Combination of the Company and Vivendi Games

        On July 9, 2008, the parties to the Business Combination Agreement—the Company (then known as Activision, Inc.), Sego Merger Corporation, Vivendi, VGAC and Vivendi Games—consummated the Combination. In that transaction:

    a wholly-owned subsidiary of the Company merged with Vivendi Games, and VGAC, a wholly owned subsidiary of Vivendi and the former sole stockholder of Vivendi Games, received approximately 295.3 million newly issued shares of Common Stock; and

    VGAC purchased approximately 62.9 million newly issued shares of Common Stock.
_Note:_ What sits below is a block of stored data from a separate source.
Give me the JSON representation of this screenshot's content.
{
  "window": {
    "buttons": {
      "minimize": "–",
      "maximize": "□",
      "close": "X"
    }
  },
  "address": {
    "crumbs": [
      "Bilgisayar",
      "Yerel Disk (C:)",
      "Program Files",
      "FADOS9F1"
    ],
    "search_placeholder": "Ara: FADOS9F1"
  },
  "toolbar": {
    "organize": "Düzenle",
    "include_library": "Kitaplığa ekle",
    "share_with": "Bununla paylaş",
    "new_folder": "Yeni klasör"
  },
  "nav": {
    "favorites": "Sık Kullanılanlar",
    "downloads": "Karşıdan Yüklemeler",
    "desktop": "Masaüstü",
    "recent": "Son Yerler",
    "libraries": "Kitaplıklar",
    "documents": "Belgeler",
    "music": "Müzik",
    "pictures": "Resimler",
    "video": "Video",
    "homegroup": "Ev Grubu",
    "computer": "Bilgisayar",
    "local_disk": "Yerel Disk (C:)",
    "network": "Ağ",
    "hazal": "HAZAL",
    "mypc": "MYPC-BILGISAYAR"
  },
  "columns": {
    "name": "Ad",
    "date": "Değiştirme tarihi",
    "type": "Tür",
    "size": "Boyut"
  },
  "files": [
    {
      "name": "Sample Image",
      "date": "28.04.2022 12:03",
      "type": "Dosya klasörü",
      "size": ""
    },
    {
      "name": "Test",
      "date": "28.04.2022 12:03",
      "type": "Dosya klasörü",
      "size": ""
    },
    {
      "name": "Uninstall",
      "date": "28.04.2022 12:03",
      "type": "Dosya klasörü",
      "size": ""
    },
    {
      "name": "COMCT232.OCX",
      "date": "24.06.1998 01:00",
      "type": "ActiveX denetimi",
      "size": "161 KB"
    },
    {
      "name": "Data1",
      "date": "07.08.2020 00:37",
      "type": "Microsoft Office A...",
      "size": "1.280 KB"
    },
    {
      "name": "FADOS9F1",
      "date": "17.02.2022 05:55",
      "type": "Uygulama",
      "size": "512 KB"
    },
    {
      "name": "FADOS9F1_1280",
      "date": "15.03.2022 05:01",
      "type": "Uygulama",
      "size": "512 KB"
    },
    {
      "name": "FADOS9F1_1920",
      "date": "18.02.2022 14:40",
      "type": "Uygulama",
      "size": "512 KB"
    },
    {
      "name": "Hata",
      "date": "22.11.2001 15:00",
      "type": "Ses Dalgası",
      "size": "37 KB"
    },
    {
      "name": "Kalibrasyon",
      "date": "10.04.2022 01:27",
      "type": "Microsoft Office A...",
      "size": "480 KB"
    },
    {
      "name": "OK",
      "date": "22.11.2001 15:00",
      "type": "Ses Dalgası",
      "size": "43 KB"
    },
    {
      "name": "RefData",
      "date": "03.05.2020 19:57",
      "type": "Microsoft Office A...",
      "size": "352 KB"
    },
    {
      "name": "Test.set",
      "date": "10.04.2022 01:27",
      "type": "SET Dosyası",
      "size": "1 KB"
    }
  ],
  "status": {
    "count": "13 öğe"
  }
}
        Following the consummation of the Combination, Vivendi and its subsidiaries owned approximately 54% of the issued and outstanding shares of Common Stock.

        Upon the consummation of the Combination, the Certificate of Incorporation and the Bylaws were amended and restated to provide for, among other things, (a) the change of the Company's name to Activision Blizzard, Inc., (b) the change of the Company's fiscal year end to December 31, (c) an increase in the authorized number of shares of Common Stock, (d) certain majority and minority stockholder protections and (e) certain changes to the structure of the Board. As a result of these amendments, among other things, Vivendi is entitled to appoint a majority of the Board. For more information about the Company's corporate governance, see "Corporate Governance" above and "—Investor Agreement" below.

        On July 16, 2008, the Company commenced a cash tender offer for up to 146.5 million shares of its Common Stock (representing approximately 22% of the outstanding shares of Common Stock as of July 9, 2008, the closing date of the Combination). If the tender offer is fully subscribed, Vivendi and its subsidiaries are expected to own approximately 68% of the outstanding shares of Common Stock. More information about the Combination and related transactions is contained in the Company's Proxy Statement filed with the SEC on June 6, 2008 and the offer to purchase, letter of transmittal and other related materials filed with the SEC on July 16, 2008. The tender offer is scheduled to expire at 5:00 pm (EST) on Wednesday, August 13, 2008, unless otherwise extended.